Monday, March 05, 2012

There's a reason I call him "Dear Leader Rush"

(Oh, by the way, did you see our recent post by Kathryn Rogers, Rush's fourth wife? If not, check it out. It's a must-read.)

George Will expressed it well on This Week yesterday to George Stephanopoulos:

Conservative radio host Rush Limbaugh has been inundated with criticism after calling Sandra Fluke, a Georgetown University student who testified before a House committee about contraception, a "slut" and a "prostitute." But while Democrats have fiercely condemned the comments, Republicans' ire has been significantly more muted.

ABC's George Will told me Sunday on "This Week" that GOP leaders have steered clear of harshly denouncing Limbaugh's comments because "Republican leaders are afraid of Rush Limbaugh."

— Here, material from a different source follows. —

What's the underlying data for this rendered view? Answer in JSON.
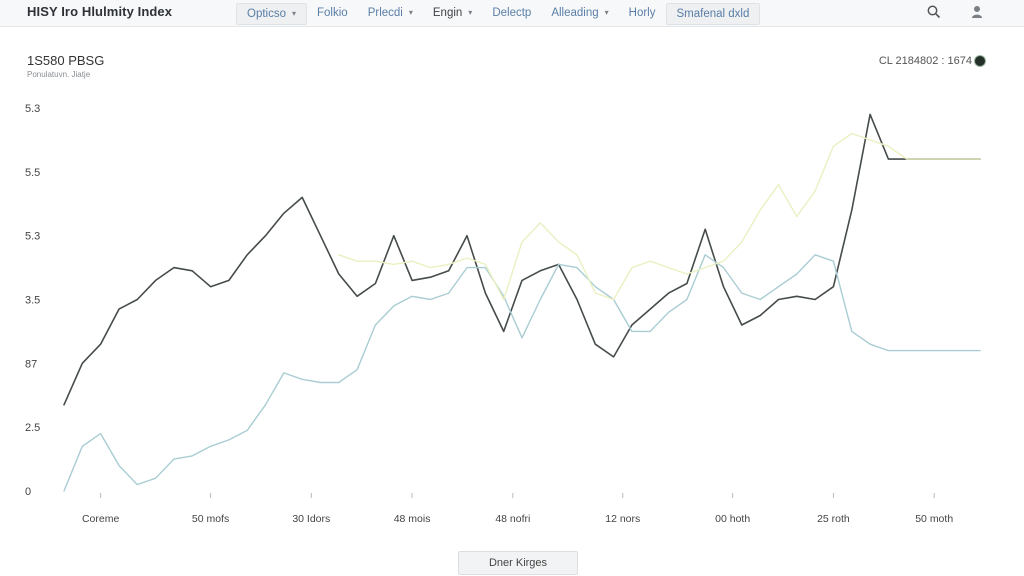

"[House Speaker John] Boehner comes out and says Rush's language was inappropriate. Using the salad fork for your entrée, that's inappropriate. Not this stuff," Will said. "And it was depressing because what it indicates is that the Republican leaders are afraid of Rush Limbaugh. They want to bomb Iran, but they're afraid of Rush Limbaugh."

ABC's Matthew Dowd suggested that Rush's influence is largely a "myth," but there's really no denying his lofty place on the right. And while some Republicans may indeed think of him as a "buffoon" and a "clown" whom "nobody takes... seriously," and while members of the Republican media elite like Will may scoff at him, he wields enormous influence not just because of his huge audiences of "dittoheads" but because, much like with anti-tax maniac Grover Norquist, Republicans are pretty much required to kowtow to him in order to prove their right-wing bona fides and receive his blessing. Sure, it's been possible to get ahead in the GOP without his blessing, but as the party has moved further to the right and more and more heretics have been purged, his position has only solidified.

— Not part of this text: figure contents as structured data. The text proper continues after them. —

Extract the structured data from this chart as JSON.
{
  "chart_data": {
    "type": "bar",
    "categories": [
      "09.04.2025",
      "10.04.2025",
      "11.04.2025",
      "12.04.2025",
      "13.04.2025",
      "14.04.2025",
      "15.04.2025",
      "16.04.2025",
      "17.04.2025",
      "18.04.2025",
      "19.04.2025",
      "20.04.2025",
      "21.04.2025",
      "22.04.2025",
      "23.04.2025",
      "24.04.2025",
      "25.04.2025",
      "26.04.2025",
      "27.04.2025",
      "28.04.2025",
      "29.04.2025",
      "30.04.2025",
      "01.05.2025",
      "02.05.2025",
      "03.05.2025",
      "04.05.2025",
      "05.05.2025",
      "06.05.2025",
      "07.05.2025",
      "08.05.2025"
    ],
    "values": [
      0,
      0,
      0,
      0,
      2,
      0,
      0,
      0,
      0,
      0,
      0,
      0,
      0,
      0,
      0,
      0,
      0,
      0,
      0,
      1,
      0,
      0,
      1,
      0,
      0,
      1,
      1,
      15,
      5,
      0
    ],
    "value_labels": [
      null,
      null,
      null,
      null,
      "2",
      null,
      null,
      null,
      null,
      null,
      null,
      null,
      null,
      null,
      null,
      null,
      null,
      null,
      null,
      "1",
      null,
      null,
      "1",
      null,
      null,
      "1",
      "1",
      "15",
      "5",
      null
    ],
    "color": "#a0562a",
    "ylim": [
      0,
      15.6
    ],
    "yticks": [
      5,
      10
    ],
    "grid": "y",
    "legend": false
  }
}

And, too, it's pretty rich of commentators like Will to scoff and leaders like Boehner to use euphemisms like "inappropriate" in response to Rush's latest awfulness. Not to take anything away from his horrible remarks about Ms. Fluke, but he has a long, long history of sexist (like this) and racist (like this) and generally bigoted comments, and he's been able to get away with it without suffering much in the way of consequences from within the Republican Party or movement conservatism. Sure, he's had his detractors, and no doubt many have rolled their eyes at his various "inappropriate" comments over the years, but the fact that he's still so influential, still such a force on the right, says a lot about what is appropriate and what isn't for Republicans.